The employers’ body has insisted that a tax exemption on the cost-of-living allowance (COLA) would have been far more effective in mitigating inflation than compelling importers and supermarkets to reduce their prices on selected products.

The Malta Employers’ Association said that exempting COLA from taxation would result in “immediate and direct” extra purchasing power.

It was asked to comment after the government last week announced that up to 400 basic food items would see their recommended prices lowered by at least 15% in a bid to curb inflation following an agreement it signed with importers and retailers.

More than 200 shops have signed up for the scheme which is expected to last until the budget, usually announced in October.

MEA said that, in their proposals for the last budget, both unions and employers urged the government to exempt COLA from deductions but this consensus went unheeded.

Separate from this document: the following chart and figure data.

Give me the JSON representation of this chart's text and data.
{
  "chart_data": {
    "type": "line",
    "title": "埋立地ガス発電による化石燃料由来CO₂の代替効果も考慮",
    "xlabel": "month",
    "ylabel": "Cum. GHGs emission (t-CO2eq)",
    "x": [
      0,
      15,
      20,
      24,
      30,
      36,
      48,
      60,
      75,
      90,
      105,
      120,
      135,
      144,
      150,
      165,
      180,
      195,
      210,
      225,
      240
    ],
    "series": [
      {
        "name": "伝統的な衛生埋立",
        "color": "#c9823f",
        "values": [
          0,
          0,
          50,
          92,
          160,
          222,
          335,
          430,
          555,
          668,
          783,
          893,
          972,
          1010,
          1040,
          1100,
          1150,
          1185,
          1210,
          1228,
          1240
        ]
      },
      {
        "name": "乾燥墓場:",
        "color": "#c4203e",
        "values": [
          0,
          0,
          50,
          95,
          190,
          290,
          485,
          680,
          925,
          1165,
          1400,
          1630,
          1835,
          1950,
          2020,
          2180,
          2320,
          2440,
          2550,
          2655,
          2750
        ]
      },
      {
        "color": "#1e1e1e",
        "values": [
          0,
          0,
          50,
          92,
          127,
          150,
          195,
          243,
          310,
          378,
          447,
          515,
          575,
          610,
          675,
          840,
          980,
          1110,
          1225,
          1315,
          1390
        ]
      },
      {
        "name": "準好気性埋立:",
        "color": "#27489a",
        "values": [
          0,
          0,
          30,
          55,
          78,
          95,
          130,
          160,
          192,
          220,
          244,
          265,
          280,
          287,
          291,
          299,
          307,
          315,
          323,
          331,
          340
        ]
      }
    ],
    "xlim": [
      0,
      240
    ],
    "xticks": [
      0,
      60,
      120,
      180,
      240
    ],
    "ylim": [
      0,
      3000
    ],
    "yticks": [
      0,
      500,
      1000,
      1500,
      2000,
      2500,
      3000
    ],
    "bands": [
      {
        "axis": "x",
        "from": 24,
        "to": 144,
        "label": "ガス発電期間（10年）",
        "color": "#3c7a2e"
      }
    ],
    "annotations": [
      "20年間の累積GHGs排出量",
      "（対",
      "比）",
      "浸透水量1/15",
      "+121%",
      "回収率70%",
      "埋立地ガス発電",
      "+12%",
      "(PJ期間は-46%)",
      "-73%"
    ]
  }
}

Each year, the weekly salary of all employees is increased according to the cost of living adjustment (COLA) mechanism, which is worked out on a fixed formula based on the cost of a basket of products and the minimum wage.

Last year, there was a record €12.81 cost-of-living increase per employee  and the government is set to reclaim approximately €3.50 per week through tax. Employers also have an added cost of social security contributions.

The MEA estimates that as much as €40 million that is due to employees as compensation for inflation is actually diverted to the government through income tax and social security contributions, rather than to the intended beneficiaries.

“The deficit between the net amount received by employees and the full COLA – which is meant to address inflation –  could in itself cause further wage inflation, with the consequent impact on the general price level,” the association said.

It said that, while employers are obliged to compensate for inflationary increases through the COLA, these increments were not fully reaching their intended beneficiaries – the employees. This practice is deemed unfair to both employers and employees and goes against the spirit of the COLA agreement, the association said.

In a similar vein, Chamber of SMEs chief executive Abigail Mamo warned against artificial interventions in a free market economy. She said there was no justification for the government “forcefully” asking importers and retailers to shoulder the burden of inflation.

The government has emphasised that the intervention was not a result of issues related to excessive profiteering and, therefore, there is no justification why this sector was forcefully asked to shoulder the burden of inflation, she told Times of Malta.

“The food sector is not the only sector that has been impacted by high prices. It is the majority of sectors and, therefore, singling out this sector is unfair. The government should think of long-term plans to protect Malta from inflationary pressures coming from abroad and, therefore, strengthen local production, with all efforts necessary, especially when it comes to the food sector,” Mamo said.

She said the SME Chamber was also disappointed with how talks were conducted and the difficult position the private operators were placed in.